Perante a impotência, é isso que cerca de quatro mil pessoas (nas estimativas da polícia) fazem na Rua Visconde de Santarém – dizem que estão aqui, cada uma à sua maneira. O músico Salvador Sobral trouxe um pequeno teclado, uma meia azul e outra amarela e cantou, em ucraniano. “Como não sei o que mais posso fazer, vou cantar que é o que sei”, admitiu, antes da homenagem ao povo que recebeu uma torné sua em julho do ano passado. Os portugueses André Pereira, músico, e Bernardo Fonseca, poeta, trouxeram cravos e ouviram a “Grândola” com sotaque ucraniano. “Eu ando sempre com a minha liberdade ao peito.
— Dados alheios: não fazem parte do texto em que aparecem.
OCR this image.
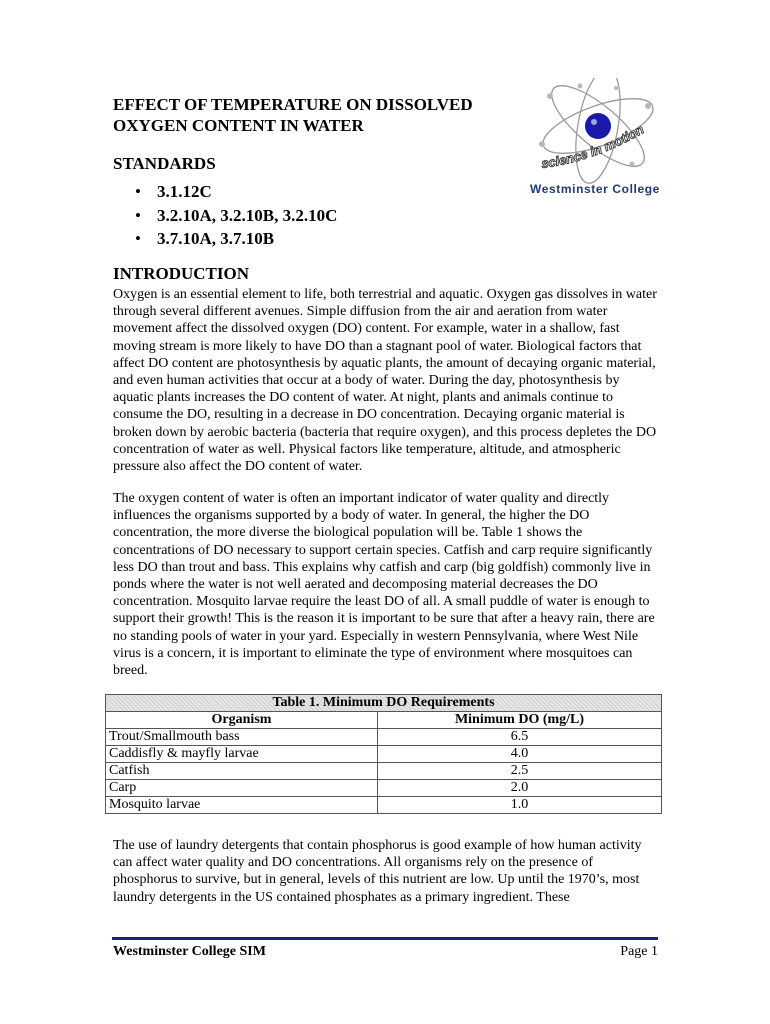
EFFECT OF TEMPERATURE ON DISSOLVED
OXYGEN CONTENT IN WATER
science in motion
Westminster College
STANDARDS
• 3.1.12C
• 3.2.10A, 3.2.10B, 3.2.10C
• 3.7.10A, 3.7.10B
INTRODUCTION

Oxygen is an essential element to life, both terrestrial and aquatic. Oxygen gas dissolves in water through several different avenues. Simple diffusion from the air and aeration from water movement affect the dissolved oxygen (DO) content. For example, water in a shallow, fast moving stream is more likely to have DO than a stagnant pool of water. Biological factors that affect DO content are photosynthesis by aquatic plants, the amount of decaying organic material, and even human activities that occur at a body of water. During the day, photosynthesis by aquatic plants increases the DO content of water. At night, plants and animals continue to consume the DO, resulting in a decrease in DO concentration. Decaying organic material is broken down by aerobic bacteria (bacteria that require oxygen), and this process depletes the DO concentration of water as well. Physical factors like temperature, altitude, and atmospheric pressure also affect the DO content of water.

The oxygen content of water is often an important indicator of water quality and directly influences the organisms supported by a body of water. In general, the higher the DO concentration, the more diverse the biological population will be. Table 1 shows the concentrations of DO necessary to support certain species. Catfish and carp require significantly less DO than trout and bass. This explains why catfish and carp (big goldfish) commonly live in ponds where the water is not well aerated and decomposing material decreases the DO concentration. Mosquito larvae require the least DO of all. A small puddle of water is enough to support their growth! This is the reason it is important to be sure that after a heavy rain, there are no standing pools of water in your yard. Especially in western Pennsylvania, where West Nile virus is a concern, it is important to eliminate the type of environment where mosquitoes can breed.

Table 1. Minimum DO Requirements	
Organism	Minimum DO (mg/L)
Trout/Smallmouth bass	6.5
Caddisfly & mayfly larvae	4.0
Catfish	2.5
Carp	2.0
Mosquito larvae	1.0

The use of laundry detergents that contain phosphorus is good example of how human activity can affect water quality and DO concentrations. All organisms rely on the presence of phosphorus to survive, but in general, levels of this nutrient are low. Up until the 1970’s, most laundry detergents in the US contained phosphates as a primary ingredient. These

Westminster College SIM	Page 1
Estou cá para apoiar a paz, a liberdade e estou cá contra a guerra”, explica o segundo e André Pereira remata: “o povo pode não ter acesso ao sistema de sanções, mas tem o poder de coagir e exigir mais”.
Partidos de mãos dadas
A ouvir estes pedidos estiveram elementos de todos os partidos (menos PCP e Chega). A esquerda e a direita portuguesa, num gesto simbólico, deram as mãos para passarem uma mensagem comum: a Rússia tem de ser travada e os ucranianos ajudados. Estiveram ainda presentes os líderes partidários da Iniciativa Liberal, João Cotrim de Figueiredo; do PAN, Inês Sousa Real; do BE, Catarina Martins e do Livre, Rui Tavares.
Para além de Putin, quem ficou com as orelhas a arder foi a Europa dos 27, que “tem sido lenta”, notou Catarina Martins. “É importante que, em todo o mundo, os povos se levantem para dizer não à guerra, para dizer que a invasão russa à Ucrânia tem que parar e que é inaceitável”, continuou a bloquista, criticando o espaço dado aos “oligarcas russos para pôr a salvo os seus bens”. Rui Tavares não destoou e deixou duas opções: “ou um tirano decide que países devem existir, ou vivemos um futuro europeu de unidade democrático”. Inês Sousa Real sugeriu começar por pedir ao “Tribunal Penal Internacional que julgue Putin pelos seus crimes” e Cotrim de Figueiredo que se defenda a liberdade, acima de tudo.
Seja pelas redes socias, pelos órgãos de comunicação social ou pelo Presidente da República a solidariedade portuguesa hoje chegou à Ucrânia. Marcelo Rebelo de Sousa esteve ao telefone com o presidente, Volodymyr Zelensky, para reiterar a “condenação veemente” às ações de Putin, que começou a fazer ameaças nucleares, nas últimas horas. Este sábado, o Governo português anunciou também que vai enviar para Ucrânia material militar, atitude que não passou ao lado a muitos ucranianos presentes na manifestação, e que pedem mais um esforço no envio de produtos básicos, como comida e medicamentos.
“Eles precisam muito disto lá. É, por isso, que aqui estou: para dizer ao mundo inteiro que a Ucrânia precisa de ajuda”. As palavras são de Emine, 35 anos, natural da Crimeia, mas a viver em Portugal há oito, desde que a Rússia invadiu o seu país. Lá era jurista, aqui é costureira. As duas filhas, Maria, 8 anos, e Júlia, 6, ao seu lado, visivelmente assustadas com o programa de domingo à tarde, só conhecem a realidade portuguesa, mas a mãe já lhes explicou o que se passa com os seus familiares que vivem na Ucrânia, e com quem Emine não consegue falar há dois dias, e as duas filhas entregaram as suas poupanças para enviar para um país que pouco conhecem, mas que também lhes está no sangue.